MAY DAY FETE DRAWS CROWD

I saw him out of the corner of my eye as I queued with my wife at the barbeque tent next to the Tombola. Standing on an upturned beer-crate and speaking through a pilfered orange traffic-cone, he wore a grubby tweed suit and a maroon bowler hat over what looked like a judge's wig.

His loud buffoonery made little impression on me at first, or it appeared on large numbers of younger fete goers and their parents who drifted passed him without consent or curiosity.

"Madam, yes you Madam." He corralled them from his plastic plinth. "Ah, t'is Gentleman."

From a distance it would be easy to assume that alcohol and drugs had played their part in this poor fool's downfall but as I watched him balance himself on one leg and hold his pose, I realised I was looking at a real pro.

Despite his dress, he appeared to have changed little since I'd last seen him.   Remembering Julian from Aske's, it was as if he'd skipped childhood altogether and gone straight to adolescence.  Now it seemed, the process had reversed.

If it was a coincidence seeing him in Kingsdown after so many years, it was not a total surprise to see Julian as the clown.  In my late-twenties, I had attended a school-reunion in a bar in London and was astonished to learn that he'd become a juggler in a circus troupe.

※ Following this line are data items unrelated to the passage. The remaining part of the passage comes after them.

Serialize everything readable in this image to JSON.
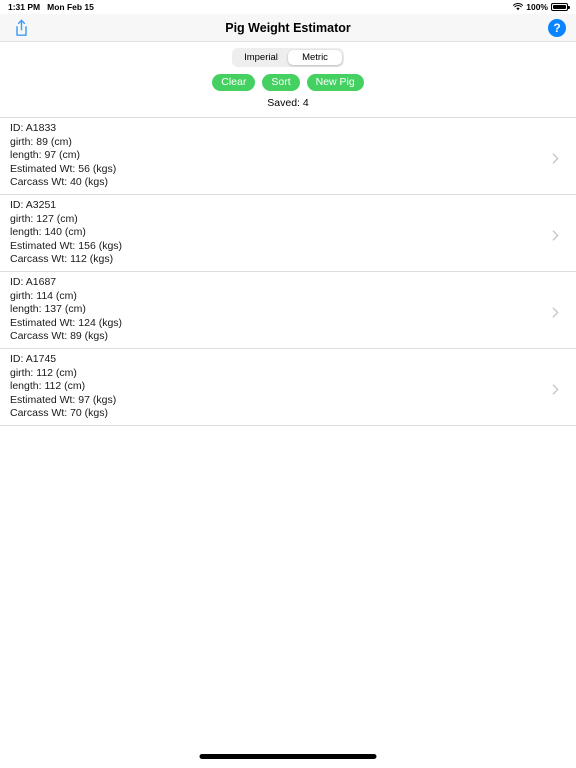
{
  "status_bar": {
    "time": "1:31 PM",
    "date": "Mon Feb 15",
    "battery_percent": "100%",
    "wifi_icon": "wifi-icon",
    "battery_icon": "battery-icon"
  },
  "nav_bar": {
    "title": "Pig Weight Estimator",
    "share_icon": "share-icon",
    "help_label": "?",
    "help_icon": "help-circle-icon",
    "accent_color": "#0a84ff",
    "background_color": "#f7f7f7"
  },
  "controls": {
    "units": {
      "options": [
        "Imperial",
        "Metric"
      ],
      "selected": "Metric"
    },
    "buttons": [
      {
        "label": "Clear",
        "name": "clear-button"
      },
      {
        "label": "Sort",
        "name": "sort-button"
      },
      {
        "label": "New Pig",
        "name": "new-pig-button"
      }
    ],
    "button_color": "#45d162",
    "saved_label": "Saved: 4"
  },
  "list": {
    "rows": [
      {
        "id_line": "ID: A1833",
        "girth_line": "girth: 89 (cm)",
        "length_line": "length: 97 (cm)",
        "estimated_line": "Estimated Wt: 56 (kgs)",
        "carcass_line": "Carcass Wt: 40 (kgs)"
      },
      {
        "id_line": "ID: A3251",
        "girth_line": "girth: 127 (cm)",
        "length_line": "length: 140 (cm)",
        "estimated_line": "Estimated Wt: 156 (kgs)",
        "carcass_line": "Carcass Wt: 112 (kgs)"
      },
      {
        "id_line": "ID: A1687",
        "girth_line": "girth: 114 (cm)",
        "length_line": "length: 137 (cm)",
        "estimated_line": "Estimated Wt: 124 (kgs)",
        "carcass_line": "Carcass Wt: 89 (kgs)"
      },
      {
        "id_line": "ID: A1745",
        "girth_line": "girth: 112 (cm)",
        "length_line": "length: 112 (cm)",
        "estimated_line": "Estimated Wt: 97 (kgs)",
        "carcass_line": "Carcass Wt: 70 (kgs)"
      }
    ],
    "disclosure_icon": "chevron-right-icon"
  },
  "home_indicator": "home-indicator"
}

At sixteen he seemed to have the world at his feet. Now in a way, he did.

I remember seeing his ex-girlfriend, Stacey Buck at the same gathering and dropping a terrible clanger that makes me shudder even now.

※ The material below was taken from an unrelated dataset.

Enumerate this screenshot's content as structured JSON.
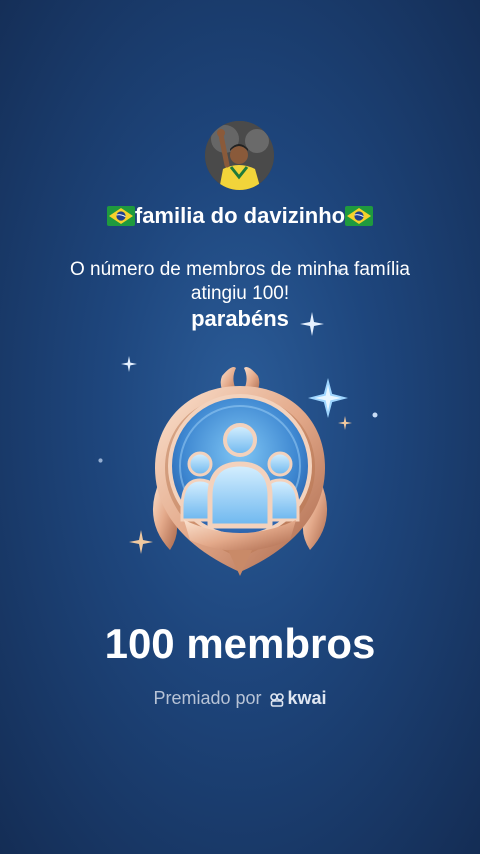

'You know out of all the kids at Askes' I told her. 'You and Julian were the ones I thought would really make it. What are you up to now?'

'No much.' She answered me cooly. 'I've got three kids and work voluntary at a women's shelter in Plumstead.'

I blamed my 'what to say next' question on jet-lag as I moved along the line to meet people I could barely remember as classmates or friends. The last time I'd seen either her or Julian was on a river-boat disco on the Thames.  The pair were like the Liz Taylor and Richard Burton of our year. Young lovers, tormented by their own monstrous talent and egos and endlessly breaking up.

Two girls waiting in front of us in the queue, asked me what venison was as they read from the chalk-board menu.

"It's deer." I said. "Like Bambi." I explained, but they both walked away without ordering.